Add all the protocols for Alaska Aquatic Therapy, which uses a different entrance, and the complexities mount.
Then come small details, like water fountains being marked for bottle fill only and lifeguards having an assigned rescue tube to use each shift, which they must disinfect at the end of the shift.
Finally, what if something goes wrong? What if a swimmer collapses coughing within the facility? What if a swimmer needs rescue? Parra said all these scenarios needed to be rethought due to the threat of the coronavirus, though she added prompt rescue and medical attention remain the priority at the pool.
Remember, all of this is only at the pool. Procedures also are in place for the fitness room at the pool in addition to the Phase 1 options available at the rec center.
Reward at end of planning
Parra said the reward has been watching people from as far as Homer coming to use the pool again. Despite the curtailed space, Parra said very few haven’t been able to get their preferred time for a lap swim. Those that didn’t have been able to find a time that works.

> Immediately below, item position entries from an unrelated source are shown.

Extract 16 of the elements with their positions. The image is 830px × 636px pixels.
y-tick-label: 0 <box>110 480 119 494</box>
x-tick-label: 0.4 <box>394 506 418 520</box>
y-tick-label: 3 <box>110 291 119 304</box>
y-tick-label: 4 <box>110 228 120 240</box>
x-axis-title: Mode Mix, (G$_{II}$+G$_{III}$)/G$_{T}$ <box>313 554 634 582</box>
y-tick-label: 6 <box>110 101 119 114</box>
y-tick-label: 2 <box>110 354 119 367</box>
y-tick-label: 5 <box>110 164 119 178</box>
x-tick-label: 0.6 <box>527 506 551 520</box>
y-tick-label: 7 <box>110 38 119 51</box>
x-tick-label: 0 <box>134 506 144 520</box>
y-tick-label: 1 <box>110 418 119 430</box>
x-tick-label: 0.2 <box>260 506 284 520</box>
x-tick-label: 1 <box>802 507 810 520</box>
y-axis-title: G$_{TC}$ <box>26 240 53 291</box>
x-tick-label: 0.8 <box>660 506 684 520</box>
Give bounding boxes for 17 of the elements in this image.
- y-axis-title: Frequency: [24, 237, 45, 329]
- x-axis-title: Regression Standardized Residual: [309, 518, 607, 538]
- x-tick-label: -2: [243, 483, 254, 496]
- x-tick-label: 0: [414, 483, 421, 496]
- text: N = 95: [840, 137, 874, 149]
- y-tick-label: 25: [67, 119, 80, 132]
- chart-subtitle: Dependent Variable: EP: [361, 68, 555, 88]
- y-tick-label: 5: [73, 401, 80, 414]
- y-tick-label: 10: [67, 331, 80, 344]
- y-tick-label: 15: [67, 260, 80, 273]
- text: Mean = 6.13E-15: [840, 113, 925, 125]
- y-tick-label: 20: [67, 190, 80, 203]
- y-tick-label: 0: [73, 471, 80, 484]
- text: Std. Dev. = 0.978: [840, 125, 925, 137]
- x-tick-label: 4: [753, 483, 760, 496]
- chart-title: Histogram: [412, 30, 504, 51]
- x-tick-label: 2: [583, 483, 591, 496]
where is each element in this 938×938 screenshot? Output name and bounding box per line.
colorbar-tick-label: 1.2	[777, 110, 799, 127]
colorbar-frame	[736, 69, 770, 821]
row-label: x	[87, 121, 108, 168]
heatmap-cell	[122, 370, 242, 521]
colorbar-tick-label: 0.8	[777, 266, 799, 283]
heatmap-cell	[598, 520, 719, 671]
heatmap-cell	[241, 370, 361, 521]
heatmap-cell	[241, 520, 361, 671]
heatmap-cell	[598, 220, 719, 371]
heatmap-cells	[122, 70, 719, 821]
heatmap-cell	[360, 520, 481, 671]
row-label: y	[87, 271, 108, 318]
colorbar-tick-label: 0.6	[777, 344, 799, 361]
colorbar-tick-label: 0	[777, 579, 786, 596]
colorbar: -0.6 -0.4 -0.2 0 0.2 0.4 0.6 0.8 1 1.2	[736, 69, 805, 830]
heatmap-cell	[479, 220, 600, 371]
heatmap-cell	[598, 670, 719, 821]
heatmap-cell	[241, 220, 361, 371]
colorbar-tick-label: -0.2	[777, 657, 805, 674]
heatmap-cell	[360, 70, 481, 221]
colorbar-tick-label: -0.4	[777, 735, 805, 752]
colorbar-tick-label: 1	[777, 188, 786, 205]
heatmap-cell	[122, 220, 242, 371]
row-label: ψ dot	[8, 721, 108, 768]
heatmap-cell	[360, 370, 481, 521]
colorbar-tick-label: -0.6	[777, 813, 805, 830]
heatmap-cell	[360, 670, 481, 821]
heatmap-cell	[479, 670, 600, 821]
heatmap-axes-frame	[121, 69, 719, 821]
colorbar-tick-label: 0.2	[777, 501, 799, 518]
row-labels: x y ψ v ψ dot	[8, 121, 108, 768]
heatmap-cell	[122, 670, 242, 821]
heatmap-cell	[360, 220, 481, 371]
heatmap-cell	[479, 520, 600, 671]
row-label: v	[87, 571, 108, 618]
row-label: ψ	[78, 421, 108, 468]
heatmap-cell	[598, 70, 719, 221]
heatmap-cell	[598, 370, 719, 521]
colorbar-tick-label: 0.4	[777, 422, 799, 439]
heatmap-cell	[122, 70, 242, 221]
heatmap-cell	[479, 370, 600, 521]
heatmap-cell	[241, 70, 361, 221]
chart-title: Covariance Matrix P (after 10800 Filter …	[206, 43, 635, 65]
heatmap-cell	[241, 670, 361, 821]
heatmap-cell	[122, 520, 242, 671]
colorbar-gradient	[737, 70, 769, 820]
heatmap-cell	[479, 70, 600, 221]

The reward also has been seeing all the meticulously laid plans work. When asked if anything had come up yet that had surprised her or the staff, Parra laughed as she said no.
“We are that good,” she said. “We’ve had little to no kinks.”
The only good news out of the coronavirus shutdown is that the staff has gotten to do the thorough cleaning and maintenance normally done when the pool closes down for at least three weeks in September.
“Now, we’re leaning toward not closing in September,” Parra said.